Meine Tage als Chopperfahrer

Kürzlich fragte Aaron bei mir an, ob ich nicht eine Shadow Black Spirit, die Jochen demnächst für einen Test nach Hamburg überführen würde, anschließend für eine paar Tage zur Probe fahren wolle.

Quasi reflexartig sagte ich ja, obwohl mich eine leise Stimme im Hinterkopf warnte:“Hallo, jemand zu Hause? Das ist ein Chopper oder Cruiser oder irgendsowas Langweiliges und Unfahrbares…“ Andererseits: auch etwas choppereskes sollte man einmal gefahren sein – man muss ja wissen worüber man ständig lästert, oder?

Black Spirit von vorn
Black Spirit von vorn

Zwischendurch noch mal schnell im Netz nachgeschaut, was es mit der Version „Black Spirit“ der 750er Shadow auf sich hat. Beruhigt konnte ich feststellen, dass ich nicht mit barockem Chrom durch die Gegend fahren würde, sondern mit einer im besten Sinne „gechoppten“ Version der normalen Shadow. Viel (matt-)schwarzer Lack und etwas (11kg) leichter, schmaler, tiefer, kürzer, dicke Reifen und so -  der Bobber-Look lässt grüßen…

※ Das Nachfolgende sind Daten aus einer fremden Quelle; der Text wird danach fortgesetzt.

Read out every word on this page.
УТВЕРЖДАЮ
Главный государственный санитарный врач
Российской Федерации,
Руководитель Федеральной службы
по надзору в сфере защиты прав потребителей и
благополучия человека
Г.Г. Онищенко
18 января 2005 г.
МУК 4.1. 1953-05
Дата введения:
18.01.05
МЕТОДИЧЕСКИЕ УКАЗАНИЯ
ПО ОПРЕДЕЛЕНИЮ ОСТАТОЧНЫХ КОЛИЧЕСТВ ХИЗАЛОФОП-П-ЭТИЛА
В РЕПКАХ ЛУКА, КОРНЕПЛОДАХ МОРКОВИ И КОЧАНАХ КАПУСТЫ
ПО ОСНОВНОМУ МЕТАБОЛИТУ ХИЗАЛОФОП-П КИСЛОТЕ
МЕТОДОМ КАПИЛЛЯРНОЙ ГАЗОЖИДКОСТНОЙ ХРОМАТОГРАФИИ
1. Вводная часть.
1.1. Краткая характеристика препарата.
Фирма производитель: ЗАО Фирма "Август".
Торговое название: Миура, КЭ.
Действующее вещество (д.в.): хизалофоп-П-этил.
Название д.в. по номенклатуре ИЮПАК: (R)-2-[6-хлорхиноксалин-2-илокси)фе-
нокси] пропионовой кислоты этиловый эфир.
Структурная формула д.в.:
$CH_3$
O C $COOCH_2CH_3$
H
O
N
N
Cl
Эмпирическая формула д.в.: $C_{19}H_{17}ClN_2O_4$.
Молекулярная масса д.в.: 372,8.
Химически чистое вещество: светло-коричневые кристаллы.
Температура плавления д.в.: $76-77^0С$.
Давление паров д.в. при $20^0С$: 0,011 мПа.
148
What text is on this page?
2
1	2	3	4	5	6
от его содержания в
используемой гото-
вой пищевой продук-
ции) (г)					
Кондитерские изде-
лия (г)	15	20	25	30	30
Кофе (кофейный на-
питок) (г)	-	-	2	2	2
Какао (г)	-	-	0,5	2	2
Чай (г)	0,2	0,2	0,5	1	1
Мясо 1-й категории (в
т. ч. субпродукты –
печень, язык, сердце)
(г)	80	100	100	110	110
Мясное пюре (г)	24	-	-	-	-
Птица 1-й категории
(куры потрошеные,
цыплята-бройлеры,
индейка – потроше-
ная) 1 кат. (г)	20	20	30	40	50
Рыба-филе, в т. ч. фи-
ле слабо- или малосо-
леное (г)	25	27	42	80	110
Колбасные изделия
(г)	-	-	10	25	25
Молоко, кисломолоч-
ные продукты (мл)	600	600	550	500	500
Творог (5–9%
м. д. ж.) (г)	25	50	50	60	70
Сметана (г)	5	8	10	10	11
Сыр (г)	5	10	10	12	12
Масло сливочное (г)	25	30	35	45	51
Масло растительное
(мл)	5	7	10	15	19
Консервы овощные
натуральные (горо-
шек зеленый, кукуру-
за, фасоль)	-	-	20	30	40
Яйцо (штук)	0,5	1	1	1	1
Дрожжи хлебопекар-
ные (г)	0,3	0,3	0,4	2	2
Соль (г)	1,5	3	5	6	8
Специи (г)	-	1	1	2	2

Gut, ich würde mich also (mit Helm) trauen, damit durch die Nachbarschaft zu fahren, stellte sich nur noch die Frage wie sich ein Gefährt mit so einer ungünstigen Lenkgeometrie und Sitzhaltung überhaupt fährt.

...und von der Seite
...und von der Seite

„Es geht“, sage ich mal… Den Hintern knapp überm Asphalt (65cm Sitzhöhe – so einen sicheren Stand hatte ich auf einem Motorrad noch nie), die Fußspitzen gegen den Wind gerichtet und die Arme fast gerade nach vorne gestreckt. Der dreiviertel Liter-V2 brabbelt unaufdringlich vor sich hin und als eigentlich sportlicher Fahrer fühlt man sich sofort merkwürdig entschleunigt. Das ist nicht Motorradfahren wie ich es gewohnt bin, das ist auf die Couch setzen, frische Luft atmen und die Aussicht genießen. Geschmackssache also. Möglichst früh (so ab 60 km/h) versucht man schon im letzten, fünften Gang zu sein, dort blubbert der Motor dann – leicht untertourig – am schönsten. Hundert oder hundertzwanzig Sachen sind mit den gebotenen 46PS auch noch in akzeptabler Zeit erreicht, danach wird’s sowieso uninteressant. 160 km/h waren auf der Autobahn zwar drin, doch dann wird’s ein wenig zugig und der V2 nur noch klingt wie ein getretener Einzylinder. Bei wieviel Umdehungen das der Fall ist – keine Ahnung – einen Drehzahlmesser haben nur die wenigsten Chopper im Angebot und auch bei der Black Spirit fehlt er. Ziemlich ungewohnt, wenn man darauf konditioniert ist, nach Drehzahl und nicht nach Geschwindigkeit zu fahren…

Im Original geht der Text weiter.